Этот вопрос до сих пор задают на вершине Осорезана. Но он быстро растворяется, когда вы спускаетесь, возвращаясь к успокоению асфальтированных дорог, уличных фонарей и вездесущих круглосуточных магазинов Японии. Мир, построенный человеческими руками, в человеческом масштабе и с человеческими целями, естественно, служит укреплению мифа о мастерстве, которому Янагита опасался, что Япония поддастся – — укрепляя версию «я», подобную той, которая на вершине горы была ненадолго поставлена под сомнение. Неудивительно, что отдаленные горные вершины во многих культурах прочно ассоциируются с прозрениями и чистотой: повседневная жизнь там, внизу, редко проявляется как волшебная, как «виртуальная». Он и я чувствуем себя достаточно реальными.

Таксисты реагируют на призрачных пассажиров не страхом прежних эпох, а тем, что везут их туда, куда им нужно

И все же, возможно, Янагита недооценил нашу потребность в равновесии между мастерством и тайной. Похоже, мы созданы и для того, и для другого. Джей-хоррор не продвинулся бы очень далеко без топлива, обеспечиваемого неутолимым любопытством людей, сомнениями и тревогами о мире: о темных сторонах человеческой жизни. О боли, которую мы причиняем другим-порождая обиды, от которых мы не можем убежать навсегда. Даже о скрытом мире, более фундаментальном, чем тот, с которым мы имеем дело ежедневно, в котором может быть больше тени, чем света.

В Японии некоторые задаются вопросом, не может ли конечным результатом травм 2011 года стать небольшая перекалибровка этого баланса; своего рода глубокий культурный сдвиг, который становится заметным только в ретроспективе. Они отмечают более широкий контекст, в котором светское поколение бэби-бумеров, вопреки всем ожиданиям, уступает место более молодому, более заинтересованному в «духовных» идеях и практиках. И они указывают на таксистов в Тохоку, отвечающих своим призрачным пассажирам не пугающим умиротворением прежних эпох, а взаимодействуя с ними почти как с живыми: слушая, что они говорят, ведя их туда, куда им нужно. Эти призраки кажутся менее похожими на призрачные кошмары кабуки или Джей-хоррора, и ближе к более добрым, более сложным и неопределенным духам, которые присутствуют в минималистском театре Nō страны (художественная форма, исторически покровительствуемая самураями, которые положили достаточно людей на меч, чтобы они не очень заботились о сказках о мстительных мертвецах).

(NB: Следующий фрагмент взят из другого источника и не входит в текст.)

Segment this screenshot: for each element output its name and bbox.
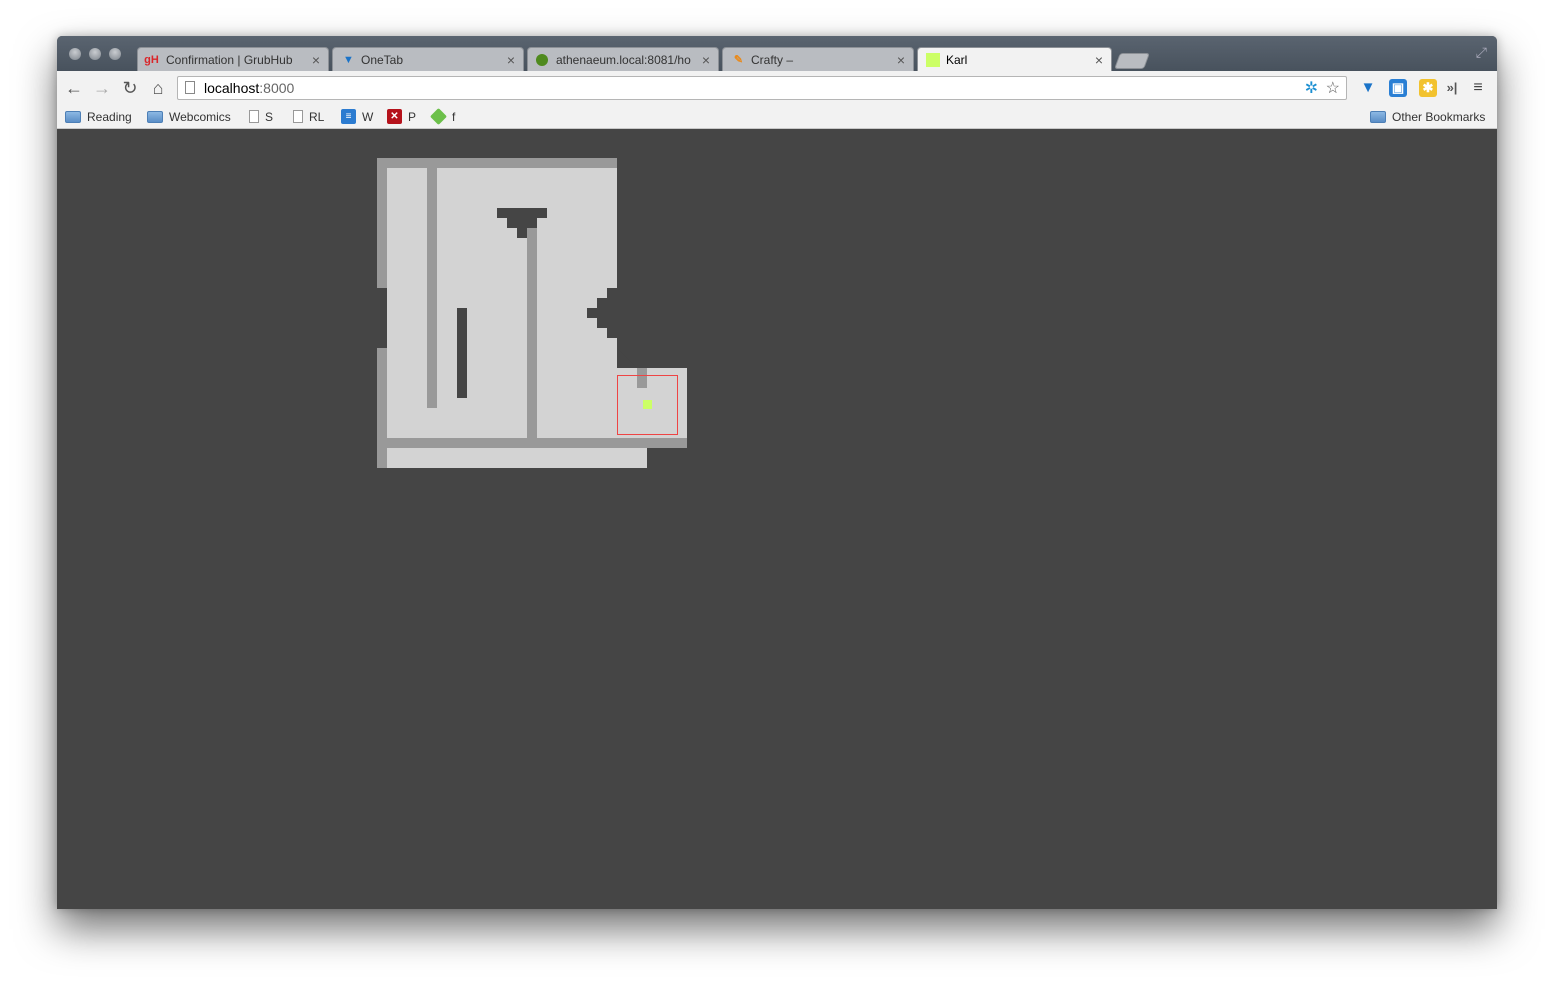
address-url: localhost:8000 [204,77,294,99]
wall-tile [377,158,617,168]
bookmark-webcomics[interactable]: Webcomics [147,109,231,125]
void-tile [647,448,687,468]
onetab-extension-icon[interactable]: ▼ [1359,79,1377,97]
window-extension-icon[interactable]: ▣ [1389,79,1407,97]
wall-tile [377,348,387,468]
bookmark-w[interactable]: ≡ W [341,109,373,125]
bookmark-f[interactable]: f [430,108,456,125]
folder-icon [1370,111,1386,123]
bookmark-label: Other Bookmarks [1392,110,1486,124]
void-tile [617,288,687,308]
zoom-window-button[interactable] [109,48,121,60]
pin-bookmark-icon: ✕ [387,109,402,124]
tab-close-icon[interactable]: × [702,48,710,72]
extensions-overflow-icon[interactable]: »| [1443,79,1461,97]
forward-arrow-icon[interactable]: → [91,77,113,99]
bookmarks-bar: Reading Webcomics S RL ≡ W ✕ P f Other Boo… [57,105,1497,129]
tab-close-icon[interactable]: × [507,48,515,72]
tab-label: Confirmation | GrubHub [166,53,293,67]
home-icon[interactable]: ⌂ [147,77,169,99]
bookmark-other[interactable]: Other Bookmarks [1370,109,1485,125]
bookmark-label: Reading [87,110,132,124]
wall-tile [377,438,687,448]
folder-icon [65,111,81,123]
onetab-icon: ▼ [343,54,354,66]
bookmark-label: f [452,110,456,124]
fullscreen-icon[interactable]: ⤢ [1476,44,1487,61]
tab-label: athenaeum.local:8081/ho [556,53,691,67]
tab-close-icon[interactable]: × [312,48,320,72]
tab-grubhub[interactable]: gH Confirmation | GrubHub × [137,47,329,72]
toolbar: ← → ↻ ⌂ localhost:8000 ✲ ☆ ▼ ▣ ✱ »| ≡ [57,71,1497,105]
wall-tile [427,168,437,408]
pit-tile [457,308,467,398]
tab-karl[interactable]: Karl × [917,47,1112,72]
reload-icon[interactable]: ↻ [119,77,141,99]
tab-label: OneTab [361,53,404,67]
address-bar[interactable]: localhost:8000 ✲ ☆ [177,76,1347,100]
address-port: :8000 [259,80,295,96]
sticky-extension-icon[interactable]: ✱ [1419,79,1437,97]
player-character [643,400,652,409]
bookmark-p[interactable]: ✕ P [387,109,416,125]
bookmark-s[interactable]: S [249,109,273,125]
extension-satellite-icon[interactable]: ✲ [1305,79,1318,99]
feedly-icon [430,108,447,125]
page-icon [185,81,195,94]
minimize-window-button[interactable] [89,48,101,60]
tab-label: Crafty – [751,53,794,67]
tab-close-icon[interactable]: × [1095,48,1103,72]
bookmark-star-icon[interactable]: ☆ [1326,79,1340,99]
crafty-icon: ✎ [733,54,744,66]
floor-area [387,448,647,468]
bookmark-reading[interactable]: Reading [65,109,132,125]
pit-tile [517,228,527,238]
void-tile [597,298,617,308]
tab-close-icon[interactable]: × [897,48,905,72]
wall-tile [527,228,537,438]
bookmark-label: P [408,110,417,124]
tab-onetab[interactable]: ▼ OneTab × [332,47,524,72]
void-tile [597,318,617,328]
void-tile [617,308,687,338]
bookmark-label: Webcomics [169,110,231,124]
w-bookmark-icon: ≡ [341,109,356,124]
bookmark-label: W [362,110,374,124]
void-tile [607,328,617,338]
tab-label: Karl [946,53,968,67]
browser-window: gH Confirmation | GrubHub × ▼ OneTab × a… [57,36,1497,909]
page-icon [249,110,259,123]
folder-icon [147,111,163,123]
new-tab-button[interactable] [1114,53,1150,69]
bookmark-label: S [265,110,274,124]
page-icon [293,110,303,123]
athenaeum-icon [536,54,548,66]
back-arrow-icon[interactable]: ← [63,77,85,99]
pit-tile [507,218,537,228]
void-tile [617,338,627,348]
tab-athenaeum[interactable]: athenaeum.local:8081/ho × [527,47,719,72]
karl-square-icon [926,53,940,67]
game-map [57,129,1497,909]
tab-strip: gH Confirmation | GrubHub × ▼ OneTab × a… [57,36,1497,72]
close-window-button[interactable] [69,48,81,60]
bookmark-label: RL [309,110,325,124]
tab-crafty[interactable]: ✎ Crafty – × [722,47,914,72]
address-host: localhost [204,80,260,96]
bookmark-rl[interactable]: RL [293,109,324,125]
menu-icon[interactable]: ≡ [1469,79,1487,97]
void-tile [587,308,617,318]
wall-tile [377,168,387,288]
page-content [57,129,1497,909]
grubhub-icon: gH [144,54,159,66]
pit-tile [497,208,547,218]
void-tile [607,288,617,298]
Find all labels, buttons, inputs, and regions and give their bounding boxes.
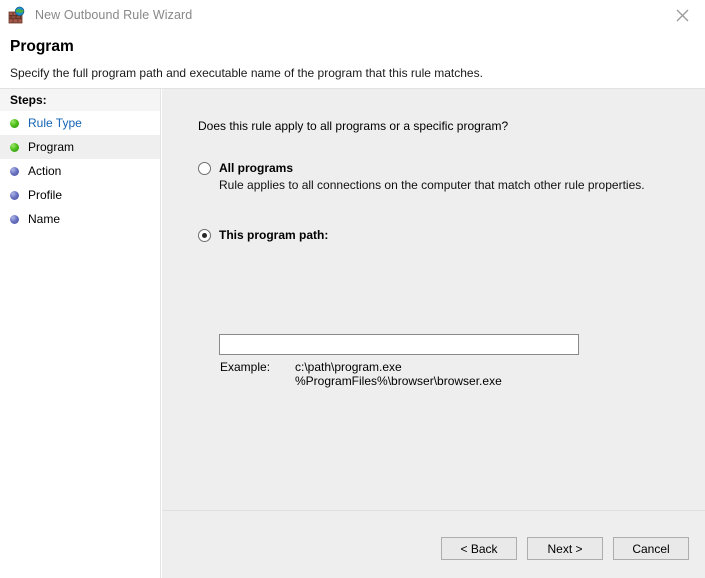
program-path-input[interactable] bbox=[219, 334, 579, 355]
sidebar-item-program[interactable]: Program bbox=[0, 135, 160, 159]
sidebar-item-label: Rule Type bbox=[28, 116, 82, 130]
footer-button-group: < Back Next > Cancel bbox=[441, 537, 689, 560]
page-title: Program bbox=[10, 38, 74, 55]
program-path-field-wrap bbox=[219, 334, 579, 355]
radio-all-programs[interactable] bbox=[198, 162, 211, 175]
main-panel: Does this rule apply to all programs or … bbox=[162, 89, 705, 578]
step-bullet-icon bbox=[10, 166, 19, 176]
close-icon[interactable] bbox=[660, 0, 705, 30]
option-all-programs-label: All programs bbox=[219, 161, 294, 175]
step-bullet-icon bbox=[10, 190, 19, 200]
option-program-path-label: This program path: bbox=[219, 228, 329, 242]
sidebar-item-label: Name bbox=[28, 212, 61, 226]
window-title: New Outbound Rule Wizard bbox=[35, 8, 193, 22]
example-line-2: %ProgramFiles%\browser\browser.exe bbox=[295, 374, 502, 388]
radio-this-program-path[interactable] bbox=[198, 229, 211, 242]
title-bar: New Outbound Rule Wizard bbox=[0, 0, 705, 30]
option-all-programs-description: Rule applies to all connections on the c… bbox=[219, 178, 645, 192]
next-button[interactable]: Next > bbox=[527, 537, 603, 560]
step-bullet-icon bbox=[10, 118, 19, 128]
option-program-path[interactable]: This program path: bbox=[198, 228, 328, 242]
example-label: Example: bbox=[220, 360, 271, 374]
sidebar-item-action[interactable]: Action bbox=[0, 159, 160, 183]
steps-sidebar: Steps: Rule Type Program Action Profile … bbox=[0, 89, 161, 578]
option-all-programs[interactable]: All programs Rule applies to all connect… bbox=[198, 161, 645, 192]
example-line-1: c:\path\program.exe bbox=[295, 360, 402, 374]
sidebar-item-rule-type[interactable]: Rule Type bbox=[0, 111, 160, 135]
example-values: c:\path\program.exe %ProgramFiles%\brows… bbox=[295, 360, 502, 388]
sidebar-item-label: Action bbox=[28, 164, 62, 178]
firewall-globe-icon bbox=[8, 6, 26, 24]
sidebar-item-label: Program bbox=[28, 140, 75, 154]
cancel-button[interactable]: Cancel bbox=[613, 537, 689, 560]
question-text: Does this rule apply to all programs or … bbox=[198, 119, 509, 133]
back-button[interactable]: < Back bbox=[441, 537, 517, 560]
sidebar-item-label: Profile bbox=[28, 188, 63, 202]
sidebar-item-profile[interactable]: Profile bbox=[0, 183, 160, 207]
sidebar-item-name[interactable]: Name bbox=[0, 207, 160, 231]
wizard-footer: < Back Next > Cancel bbox=[162, 510, 705, 578]
content-area: Does this rule apply to all programs or … bbox=[162, 89, 705, 510]
steps-heading: Steps: bbox=[0, 89, 160, 111]
step-bullet-icon bbox=[10, 142, 19, 152]
step-bullet-icon bbox=[10, 214, 19, 224]
page-header: Program Specify the full program path an… bbox=[0, 30, 705, 88]
page-subtitle: Specify the full program path and execut… bbox=[10, 66, 483, 80]
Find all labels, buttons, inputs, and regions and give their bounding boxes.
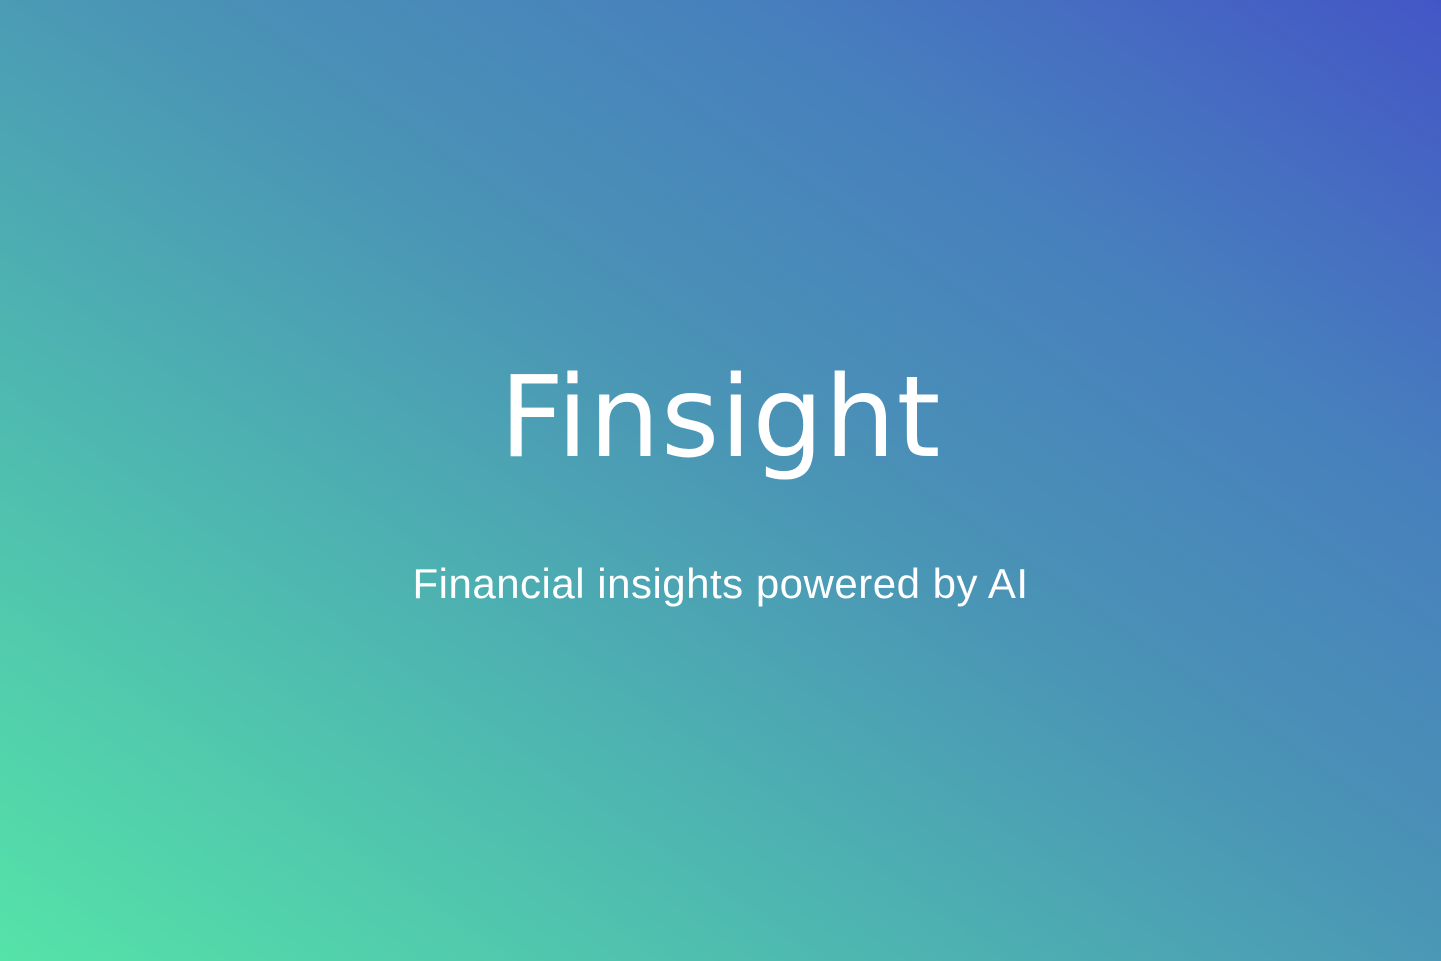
app-tagline: Financial insights powered by AI (412, 560, 1029, 607)
splash-screen: Finsight Financial insights powered by A… (0, 0, 1441, 961)
app-title: Finsight (499, 353, 942, 483)
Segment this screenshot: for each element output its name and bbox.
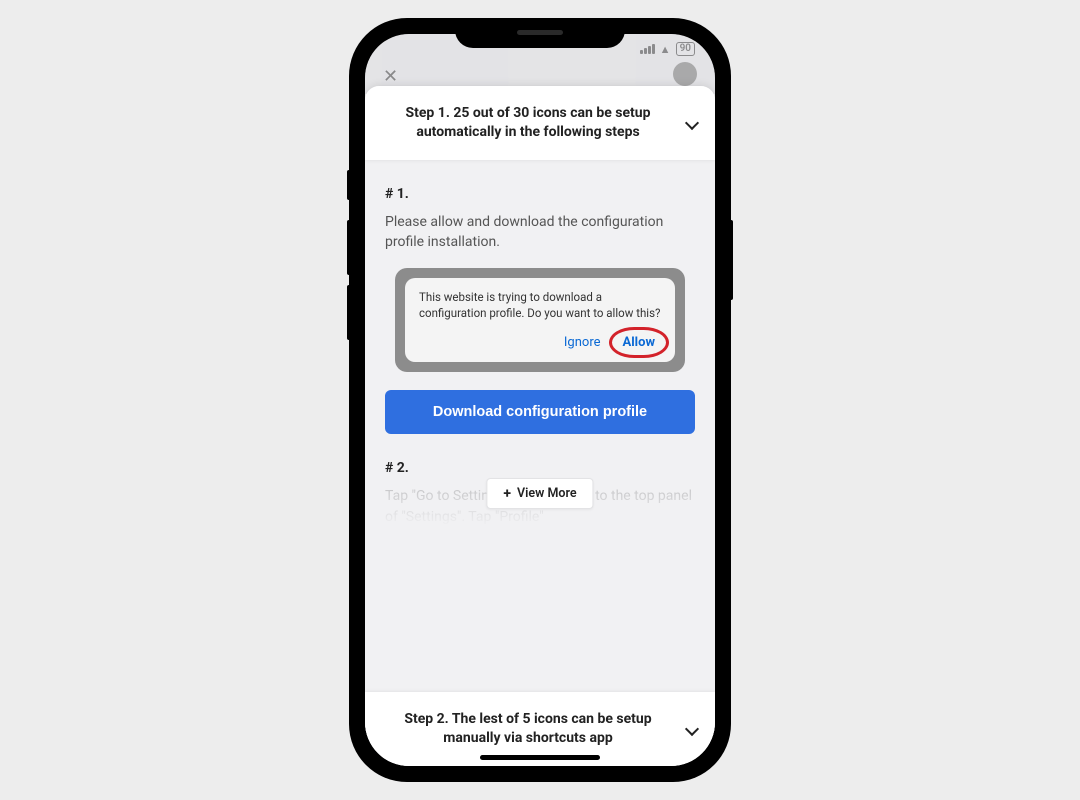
battery-indicator: 90 xyxy=(676,42,695,56)
mute-switch xyxy=(347,170,351,200)
example-dialog-actions: Ignore Allow xyxy=(419,333,661,352)
bottom-sheet: Step 1. 25 out of 30 icons can be setup … xyxy=(365,86,715,766)
highlight-circle xyxy=(609,327,670,358)
step1-header[interactable]: Step 1. 25 out of 30 icons can be setup … xyxy=(365,86,715,160)
download-profile-label: Download configuration profile xyxy=(433,404,647,420)
close-icon[interactable]: ✕ xyxy=(383,66,398,87)
download-profile-button[interactable]: Download configuration profile xyxy=(385,390,695,434)
status-bar: ▲ 90 xyxy=(640,42,695,56)
step1-header-label: Step 1. 25 out of 30 icons can be setup … xyxy=(406,105,651,140)
step1-body: # 1. Please allow and download the confi… xyxy=(365,160,715,527)
example-dialog: This website is trying to download a con… xyxy=(395,268,685,372)
screen: ✕ ▲ 90 Step 1. 25 out of 30 icons can be… xyxy=(365,34,715,766)
volume-down-button xyxy=(347,285,351,340)
phone-frame: ✕ ▲ 90 Step 1. 25 out of 30 icons can be… xyxy=(351,20,729,780)
home-indicator[interactable] xyxy=(480,755,600,760)
chevron-down-icon xyxy=(685,722,699,736)
notch xyxy=(455,20,625,48)
example-allow-button: Allow xyxy=(617,333,662,352)
speaker-grille xyxy=(517,30,563,35)
item2-number: # 2. xyxy=(385,460,695,476)
view-more-button[interactable]: + View More xyxy=(486,478,593,509)
step2-header-label: Step 2. The lest of 5 icons can be setup… xyxy=(404,711,651,746)
item1-text: Please allow and download the configurat… xyxy=(385,212,695,253)
plus-icon: + xyxy=(503,487,511,501)
item1-number: # 1. xyxy=(385,186,695,202)
avatar[interactable] xyxy=(673,62,697,86)
example-ignore-button: Ignore xyxy=(564,335,601,350)
view-more-label: View More xyxy=(517,486,577,501)
stage: ✕ ▲ 90 Step 1. 25 out of 30 icons can be… xyxy=(0,0,1080,800)
power-button xyxy=(729,220,733,300)
wifi-icon: ▲ xyxy=(660,43,671,56)
chevron-down-icon xyxy=(685,116,699,130)
battery-level: 90 xyxy=(676,42,695,56)
cellular-signal-icon xyxy=(640,44,655,54)
item2-section: # 2. Tap "Go to Settings" and navigate t… xyxy=(385,460,695,527)
volume-up-button xyxy=(347,220,351,275)
example-dialog-text: This website is trying to download a con… xyxy=(419,290,661,321)
example-dialog-inner: This website is trying to download a con… xyxy=(405,278,675,362)
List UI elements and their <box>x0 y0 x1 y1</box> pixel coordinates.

Произойдет ли такой сдвиг, когда и как он будет выглядеть, если произойдет, — это само по себе загадка. Несмотря на то, что не так давно люди ожидали, что человеческие общества пойдут по сходным траекториям и в конечном итоге окажутся в одном и том же месте с точки зрения их политики, стандартов и убеждений, последние годы говорят о другом: национальные истории, не менее чем индивидуальные, характеризуются непредсказуемыми поворотами, поворотами и разворотами. Неужели Фукудзи действительно видел то, что, как ему казалось, он видел на морском берегу? Если да, то что может произойти дальше? В этом и заключалась часть правды и ценности истории о привидениях Фукудзи: переживание глубокой неопределенности жизни и отсутствия решения, без которого мы были бы еще беднее, если бы попытались жить.

преподает историю Азии в Эдинбургском университете, специализируется на современной истории Индии и Японии. Он был одним из мыслителей нового поколения BBC Radio 3 в 2013-14 годах.